Wire transfer do charge commission depending on where you are though...


----------



## Somnium (Mar 11, 2016)

Everyone does take a cut, there's no "free" service. I don't think the bank would charge much for a domestic transfer anyway.


----------



## Leinad Obtrebla (Mar 11, 2016)

But not all transfers are domestic..! Facebook doesn't take a cut though, that's what surprised me. Not money at least-- just data for sure.


----------



## Somnium (Mar 11, 2016)

hmm I just read about facebook money transfer and yea it is indeed very surprising that there's no fees, though it has many limitation compared to paypal and makes whole payment process more cumbersome especially because many might not know or use this facebook's service. Also it's against fb's TOS to use it for business, so idk


----------



## Leinad Obtrebla (Mar 11, 2016)

Well, it's against PayPal's TOS to use it for 'smexy' and furry-related stuff so... yeah. The fact that not many know it makes me feel like it'd be nice to inform them! But it seems people looked over this forum post, so..!


----------



## Zrcalo (Mar 15, 2016)

I think square's a lot more reliable than facebook. Squarecash works well online, as well as just entering in credit card information to the app. (if you trust your artist)

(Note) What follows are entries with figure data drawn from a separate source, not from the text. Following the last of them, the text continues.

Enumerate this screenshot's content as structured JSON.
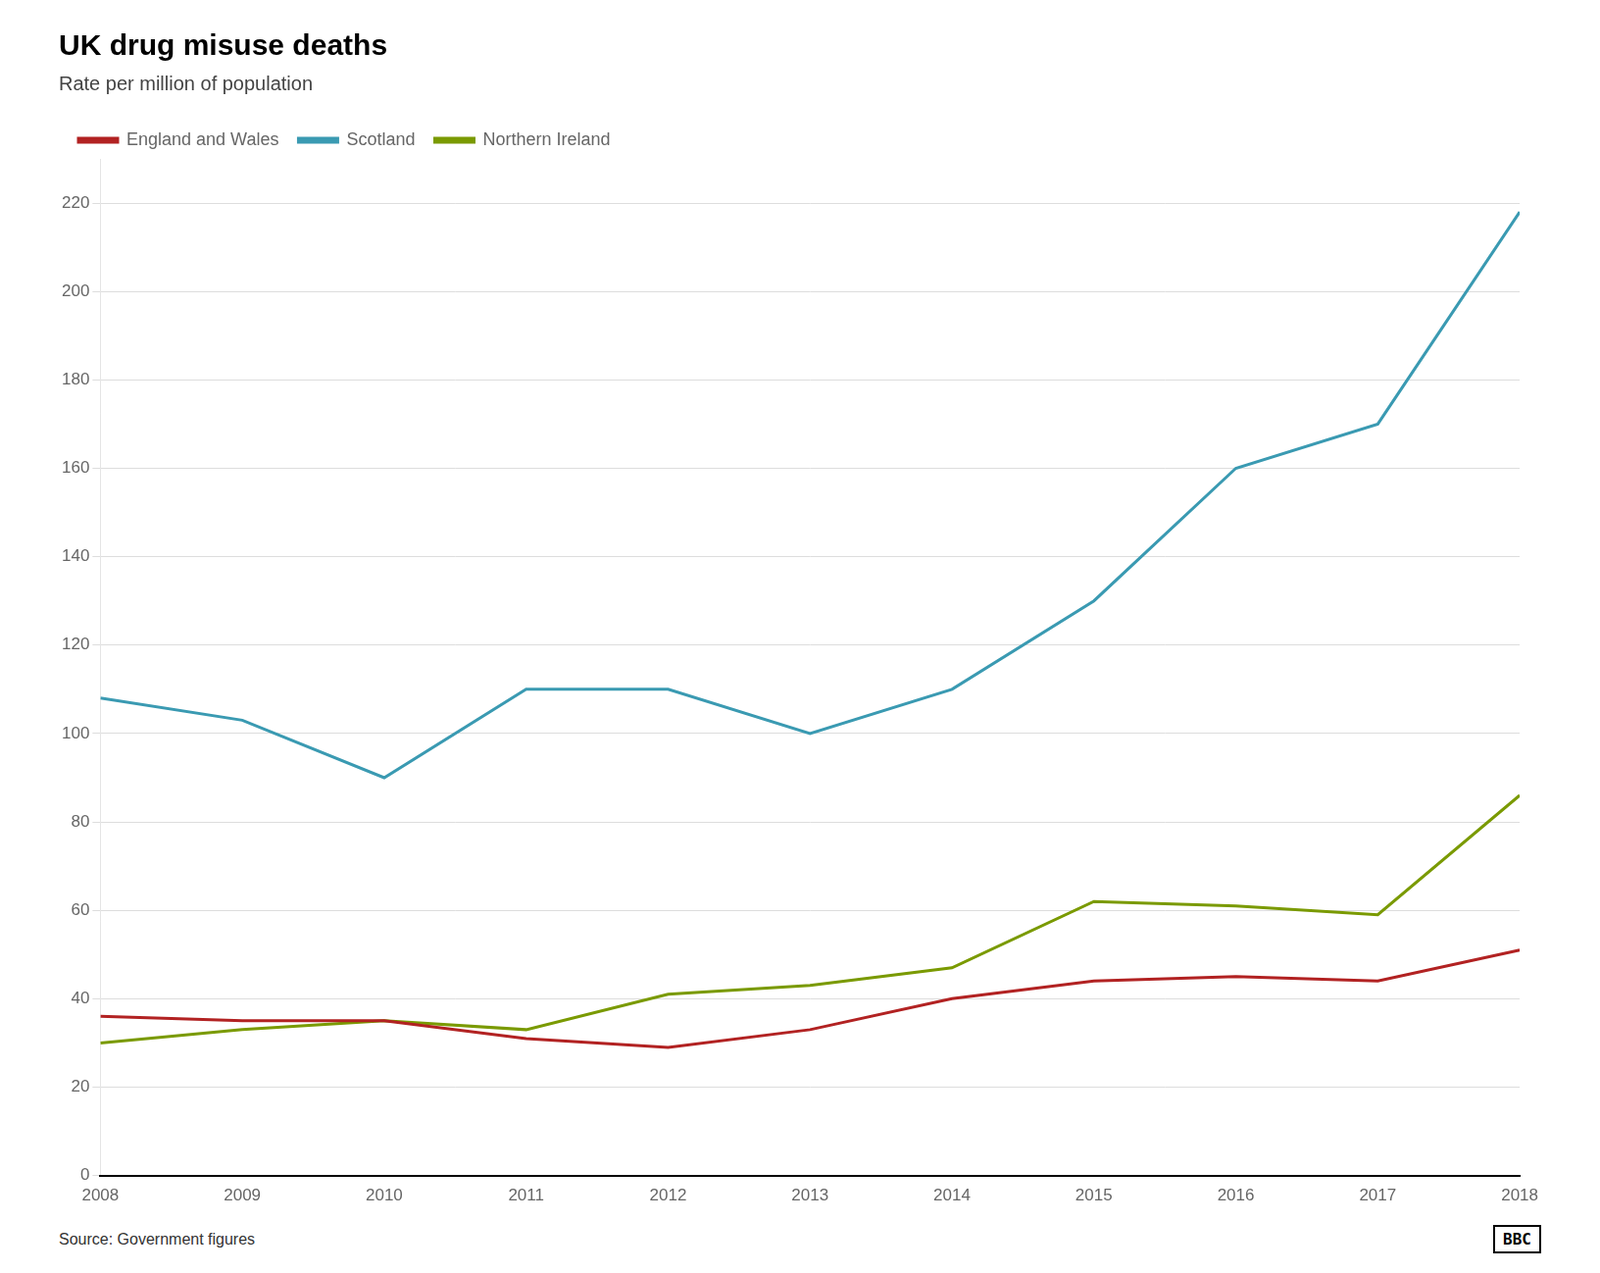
{
  "chart_data": {
    "type": "line",
    "title": "UK drug misuse deaths",
    "subtitle": "Rate per million of population",
    "source": "Source: Government figures",
    "annotations": [
      "BBC"
    ],
    "x": [
      2008,
      2009,
      2010,
      2011,
      2012,
      2013,
      2014,
      2015,
      2016,
      2017,
      2018
    ],
    "series": [
      {
        "name": "England and Wales",
        "color": "#b22222",
        "values": [
          36,
          35,
          35,
          31,
          29,
          33,
          40,
          44,
          45,
          44,
          51
        ]
      },
      {
        "name": "Scotland",
        "color": "#3a9ab2",
        "values": [
          108,
          103,
          90,
          110,
          110,
          100,
          110,
          130,
          160,
          170,
          218
        ]
      },
      {
        "name": "Northern Ireland",
        "color": "#7a9a01",
        "values": [
          30,
          33,
          35,
          33,
          41,
          43,
          47,
          62,
          61,
          59,
          86
        ]
      }
    ],
    "xlim": [
      2008,
      2018
    ],
    "xticks": [
      2008,
      2009,
      2010,
      2011,
      2012,
      2013,
      2014,
      2015,
      2016,
      2017,
      2018
    ],
    "ylim": [
      0,
      230
    ],
    "yticks": [
      0,
      20,
      40,
      60,
      80,
      100,
      120,
      140,
      160,
      180,
      200,
      220
    ],
    "grid": true,
    "legend": "top"
  }
}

to be honest... I trust paypal above all else. Why? Because you can file a dispute. If an artist takes too long or tries to scam you, you can paypal dispute it. and if the artist cannot provide any proof they did the artwork, they'll have to forfeit the money over. 

that is why you NEVER EVER send money over via "gift" when commissioning someone. on the artists end, it allows liability. on the commissioner's end it offers security. 

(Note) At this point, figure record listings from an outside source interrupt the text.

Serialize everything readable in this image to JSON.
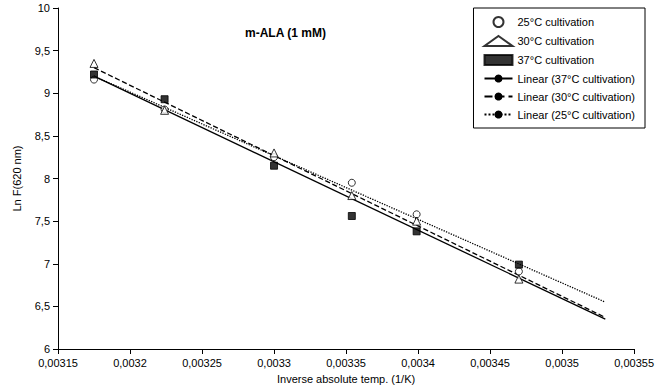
{
  "chart_data": {
    "type": "scatter",
    "title": "m-ALA (1 mM)",
    "x_label": "Inverse absolute temp. (1/K)",
    "y_label": "Ln F(620 nm)",
    "xlim": [
      0.00315,
      0.00355
    ],
    "xticks": [
      {
        "value": 0.00315,
        "label": "0,00315"
      },
      {
        "value": 0.0032,
        "label": "0,0032"
      },
      {
        "value": 0.00325,
        "label": "0,00325"
      },
      {
        "value": 0.0033,
        "label": "0,0033"
      },
      {
        "value": 0.00335,
        "label": "0,00335"
      },
      {
        "value": 0.0034,
        "label": "0,0034"
      },
      {
        "value": 0.00345,
        "label": "0,00345"
      },
      {
        "value": 0.0035,
        "label": "0,0035"
      },
      {
        "value": 0.00355,
        "label": "0,00355"
      }
    ],
    "ylim": [
      6,
      10
    ],
    "yticks": [
      6,
      {
        "value": 6.5,
        "label": "6,5"
      },
      7,
      {
        "value": 7.5,
        "label": "7,5"
      },
      8,
      {
        "value": 8.5,
        "label": "8,5"
      },
      9,
      {
        "value": 9.5,
        "label": "9,5"
      },
      10
    ],
    "grid": false,
    "legend": "top-right",
    "series": [
      {
        "name": "25°C cultivation",
        "type": "scatter",
        "marker": "circle_open",
        "color": "#000000",
        "x": [
          0.003175,
          0.003224,
          0.0033,
          0.003354,
          0.003399,
          0.00347
        ],
        "values": [
          9.16,
          8.81,
          8.25,
          7.95,
          7.58,
          6.91
        ]
      },
      {
        "name": "30°C cultivation",
        "type": "scatter",
        "marker": "triangle_open",
        "color": "#000000",
        "x": [
          0.003175,
          0.003224,
          0.0033,
          0.003354,
          0.003399,
          0.00347
        ],
        "values": [
          9.35,
          8.8,
          8.3,
          7.8,
          7.5,
          6.82
        ]
      },
      {
        "name": "37°C cultivation",
        "type": "scatter",
        "marker": "square",
        "color": "#000000",
        "x": [
          0.003175,
          0.003224,
          0.0033,
          0.003354,
          0.003399,
          0.00347
        ],
        "values": [
          9.22,
          8.93,
          8.15,
          7.56,
          7.38,
          6.99
        ]
      },
      {
        "name": "Linear (37°C cultivation)",
        "type": "line",
        "line_style": "solid",
        "color": "#000000",
        "x": [
          0.003175,
          0.00353
        ],
        "values": [
          9.2,
          6.35
        ]
      },
      {
        "name": "Linear (30°C cultivation)",
        "type": "line",
        "line_style": "dashed",
        "color": "#000000",
        "x": [
          0.003175,
          0.00353
        ],
        "values": [
          9.3,
          6.37
        ]
      },
      {
        "name": "Linear (25°C cultivation)",
        "type": "line",
        "line_style": "dotted",
        "color": "#000000",
        "x": [
          0.003175,
          0.00353
        ],
        "values": [
          9.2,
          6.55
        ]
      }
    ]
  }
}
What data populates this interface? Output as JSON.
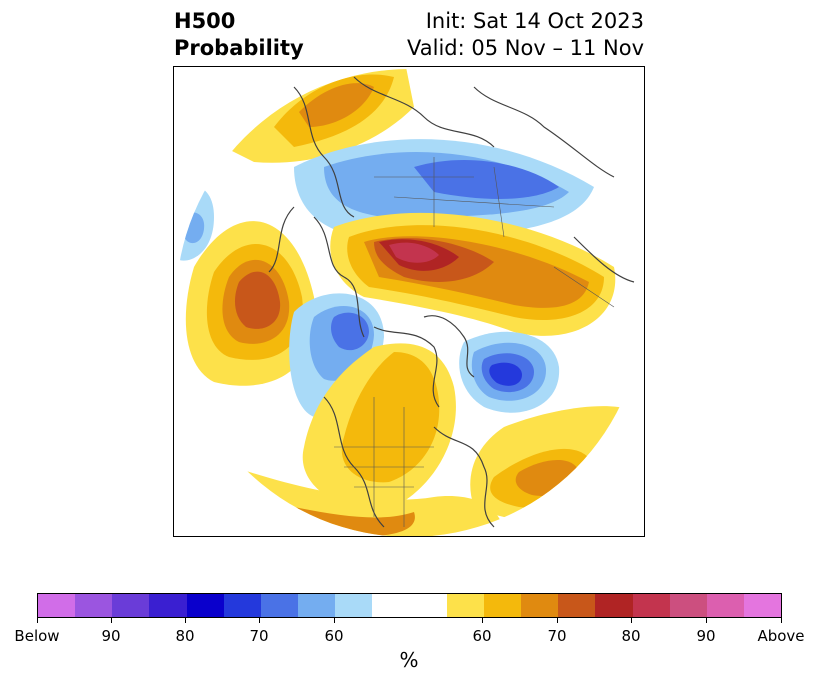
{
  "header": {
    "title_line1": "H500",
    "title_line2": "Probability",
    "init_text": "Init: Sat 14 Oct 2023",
    "valid_text": "Valid: 05 Nov – 11 Nov"
  },
  "colorbar": {
    "unit": "%",
    "colors": [
      "#d16de8",
      "#9b55e0",
      "#6a3cd8",
      "#3a1fd1",
      "#0a00cc",
      "#2439dc",
      "#4a72e6",
      "#74adf0",
      "#a9daf8",
      "#ffffff",
      "#ffffff",
      "#fde14a",
      "#f4b90c",
      "#e08a10",
      "#c8571a",
      "#b02424",
      "#c3344e",
      "#cc4f7f",
      "#dc5faf",
      "#e475df"
    ],
    "tick_labels": [
      "Below",
      "90",
      "80",
      "70",
      "60",
      "60",
      "70",
      "80",
      "90",
      "Above"
    ]
  }
}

personally, I would much rather pay the paypal fees to be secure than to risk other payment venues.


----------



## Leinad Obtrebla (Mar 15, 2016)

Yeah, as a commissioner paypal is the best indeed. I was just thinking from an artist point of view where you could avoid the fees. I've heard horror tales of people who scam artists by threatening them to file a dispute on 'nsfw' art which if they try to  dispute it would end up having their account deactivated and balance frozen or taken away! All for a piece of art. Of course, artists need to evaluate the commissioners they take in as well. I'll give Squarecash a look though, thanks for the input on that n-n


----------



## TheKC (Mar 15, 2016)

I don't know anything about FB money transfer, But if they are not taking some kind of fee, I question how safe it is to do payments with. Like has been said. Paypal takes  a fee for the service it provides. I wonder if it is there to just send some cash to a friend that needs it.


----------



## Leinad Obtrebla (Mar 15, 2016)

[QUOTE="TheKC, post: 5443283, member: 41941[/QUOTE]

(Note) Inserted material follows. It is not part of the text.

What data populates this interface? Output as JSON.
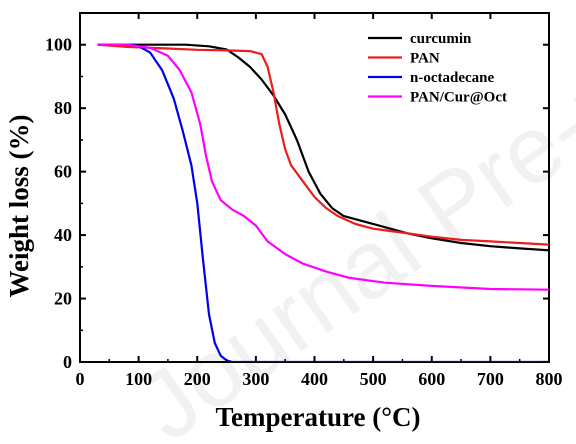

Well, I think if something happens which would allow you to track it down to FB I can only think of the name i'd give my newly purchased island after the suing XD 

But look, Facebook makes revenue by selling your personal information and selling adds, maybe even farmvile. Which is why they might have the ability to absorb the cost of any transfer fees! It makes sense to me because it's a step towards the future: Facebook allowing you to pull money out of digital pockets to give to a friend without 'loosing' some of it in between. 

But then again, as a commissioner I'd like to use 'pay for goods' option since it gives me something to do in case the transaction is not completed (but that is not even 100% secure, since if artist stall you long enough your ability to file a dispute and win decreases )


----------



## redhusky (Mar 15, 2016)

If you don't want fees and worried about payments services giving you trouble about content you can try using bitcoin for payments.


----------



## Leinad Obtrebla (Mar 15, 2016)

redhusky said:


> If you don't want fees and worried about payments services giving you trouble about content you can try using bitcoin for payments.



Hah~ If there are artist who really take bitcoins as payment x3 !


----------



## redhusky (Mar 16, 2016)

Leinad Obtrebla said:


> Hah~ If there are artist who really take bitcoins as payment x3 !


I do but it is a personal preference and you'd need to ask first even if they don't specifically list it as so. It can be a safer option for the reasons mentioned earlier.


----------



## AsheSkyler (Jun 1, 2016)

American Express' prepaid debit card Bluebird has a "send money" feature based on an email address, kinda like a Paypal. I have yet to find somebody willing to test out the feature with me. But so far I haven't found any restrictions in the TOS about what you can send money to somebody for.


----------